Oklahoma City-based Enable is working to alleviate constraints in its hometown as well, as the region has failed to keep pace with rising production in the Anadarko Basin. The company’s Project Wildcat began operations during the second quarter, with Continental Resources Inc. subscribed for all 400 MMcf/d of capacity.

Meanwhile, LNG exports have quickly accelerated from zero in 2015 to around 3 Bcf/d last year. They’re projected to reach 7 Bcf/d by the end of 2019.

While Cameron and Freeport LNG recently started production at their facilities, additional trains are expected to enter service in the months ahead and some second-wave LNG projects are scheduled to begin operations in the next few years.

“That’s a lot of molecules,” Ochoa said. “It’ll be challenging when you have hurricanes, fog. There’s not enough storage at LNG facilities, and it will be challenging to push that much gas back onto the market. Storage has to be part of the equation.”

However, sub-$3 gas prices are doing very little to incentivize storage buildout, according to Tim Hermann, Southern Company Gas’s president of storage fuels. Instead, any future development likely will be customer-based and take shape in the form of expansions rather than newbuilds.

“LNG and petrochemical development in the Gulf Coast has created new markets with critical balancing needs,” Hermann said on Wednesday, the final day of the conference. “It’s hard when there is no line of sight.
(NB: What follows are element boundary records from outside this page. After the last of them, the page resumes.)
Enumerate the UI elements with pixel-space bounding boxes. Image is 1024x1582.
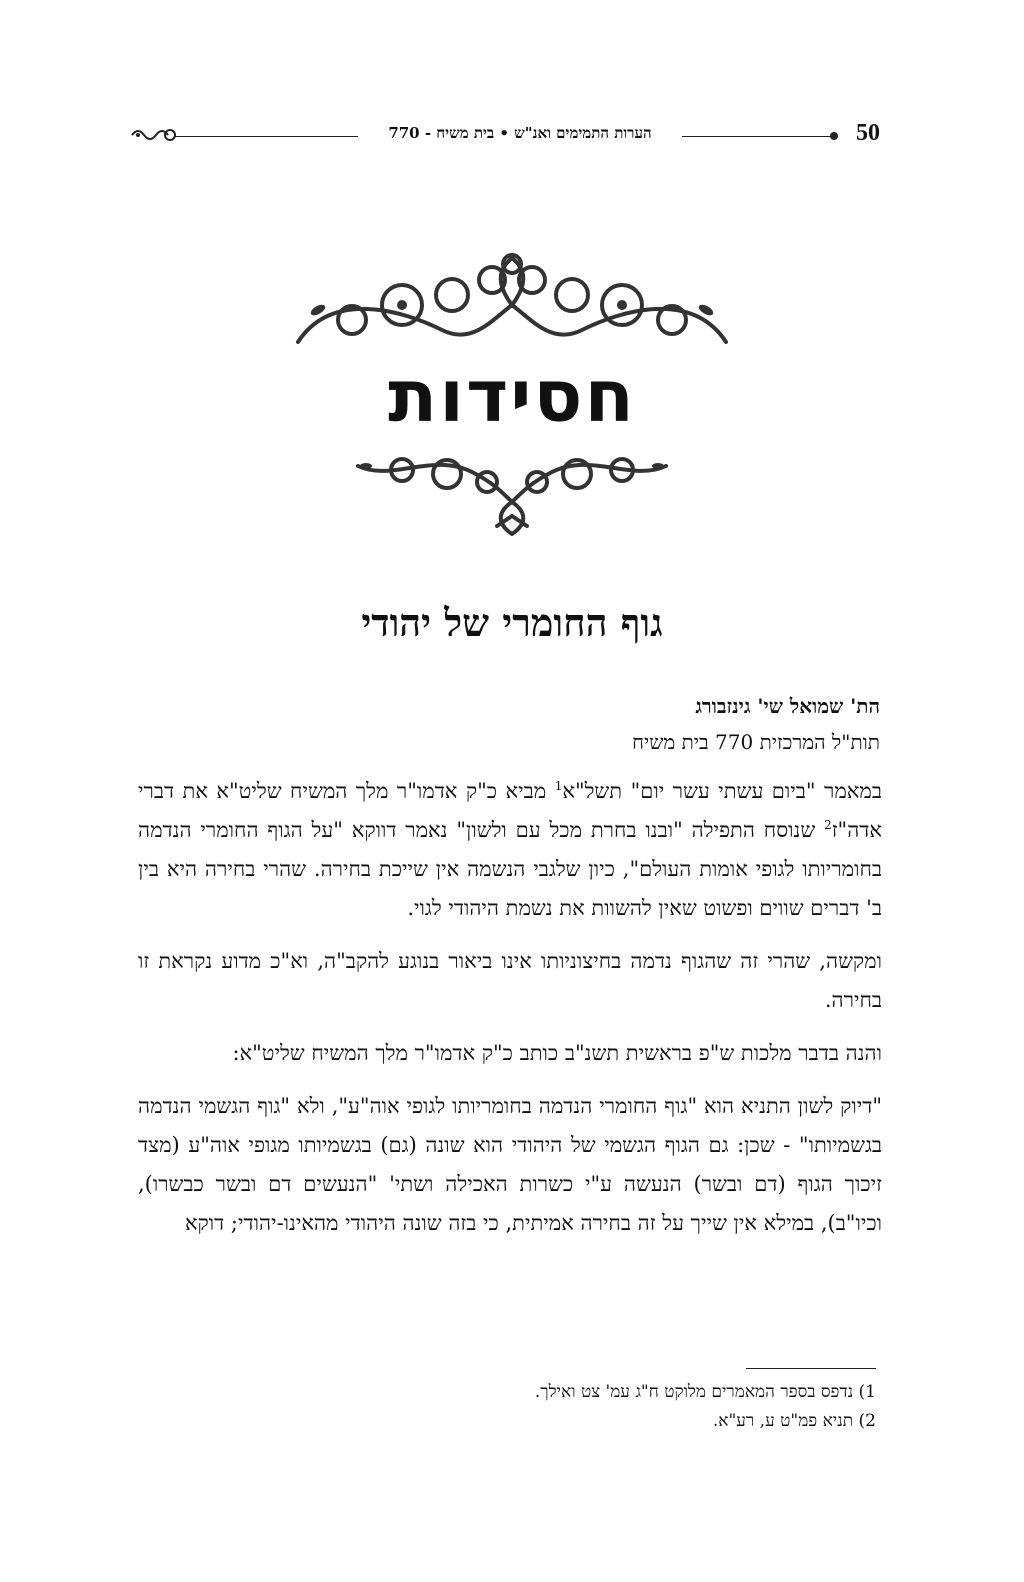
footnote-ref[interactable]: 1: [554, 779, 563, 793]
running-header: [130, 118, 880, 152]
header-rule-left: [174, 136, 358, 137]
ornament-top-icon: [292, 250, 732, 362]
article-title: גוף החומרי של יהודי: [361, 600, 663, 645]
header-dot: [830, 132, 838, 140]
author-block: [140, 688, 880, 760]
footnote: 2) תניא פמ"ט ע, רע"א.: [712, 1411, 876, 1431]
page-number: 50: [856, 120, 880, 146]
footnotes: [140, 1378, 876, 1436]
footnote-rule: [746, 1368, 876, 1369]
author-name: הת' שמואל שי' גינזבורג: [695, 694, 880, 718]
paragraph-text: מביא כ"ק אדמו"ר מלך המשיח שליט"א את דברי אדה"ז: [138, 779, 882, 842]
paragraph: "דיוק לשון התניא הוא "גוף החומרי הנדמה בחומריותו לגופי אוה"ע", ולא "גוף הגשמי הנדמה בגשמיותו" - שכן: גם הגוף הגשמי של היהודי הוא שונה (גם) בגשמיותו מגופי אוה"ע (מצד זיכוך הגוף (דם ובשר) הנעשה ע"י כשרות האכילה ושתי' "הנעשים דם ובשר כבשרו), וכיו"ב), במילא אין שייך על זה בחירה אמיתית, כי בזה שונה היהודי מהאינו-יהודי; דוקא: [138, 1094, 882, 1235]
paragraph-text: שנוסח התפילה "ובנו בחרת מכל עם ולשון" נאמר דווקא "על הגוף החומרי הנדמה בחומריותו לגופי אומות העולם", כיון שלגבי הנשמה אין שייכת בחירה. שהרי בחירה היא בין ב' דברים שווים ופשוט שאין להשוות את נשמת היהודי לגוי.: [138, 818, 882, 920]
author-affiliation: תות"ל המרכזית 770 בית משיח: [632, 730, 880, 754]
footnote-ref[interactable]: 2: [824, 818, 832, 832]
article-body: [138, 772, 882, 1257]
paragraph: ומקשה, שהרי זה שהגוף נדמה בחיצוניותו אינו ביאור בנוגע להקב"ה, וא"כ מדוע נקראת זו בחירה.: [138, 949, 882, 1012]
paragraph: [138, 772, 882, 928]
paragraph: והנה בדבר מלכות ש"פ בראשית תשנ"ב כותב כ"ק אדמו"ר מלך המשיח שליט"א:: [232, 1041, 882, 1065]
header-rule-right: [682, 136, 832, 137]
flourish-icon: [130, 124, 176, 146]
footnote: 1) נדפס בספר המאמרים מלוקט ח"ג עמ' צט ואילך.: [534, 1382, 876, 1402]
paragraph-text: במאמר "ביום עשתי עשר יום" תשל"א: [562, 779, 882, 803]
ornament-bottom-icon: [352, 452, 672, 536]
section-title: חסידות: [388, 354, 636, 438]
header-title: הערות התמימים ואנ"ש • בית משיח - 770: [388, 124, 652, 142]
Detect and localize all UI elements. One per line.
However, we are seeing some modest expansions taking place.”

Natural gas demand from each single LNG production unit equates to a large, northern utility, consuming around 250 Bcf/year, Hermann said. However, LNG loads are harder to predict and the tightening capacity on pipelines in the Gulf Coast will result in less operational flexibility during unforecast events. As a result, significant operational and commercial challenges may occur, including pipeline outages, liquefaction train trips and shipping disruptions.

“The whole industry is going to be learning in the next six months as these new LNG trains come online at the same time the North is getting a pull from winter weather,” he said.

*Clarification: The original story included projections cited by Energy Transfer’s Jonathan Ochoa, senior director of commercial optimization and market fundamentals, regarding the growth of Permian Basin dry gas production and liquefied natural gas (LNG) feed gas. The Permian projected dry gas production growth estimate of 17-23 Bcf/d by 2025 and the estimated LNG feed gas growth to 14 Bcf/d by 2025 are commonly cited estimates by the industry and not projections by Ochoa.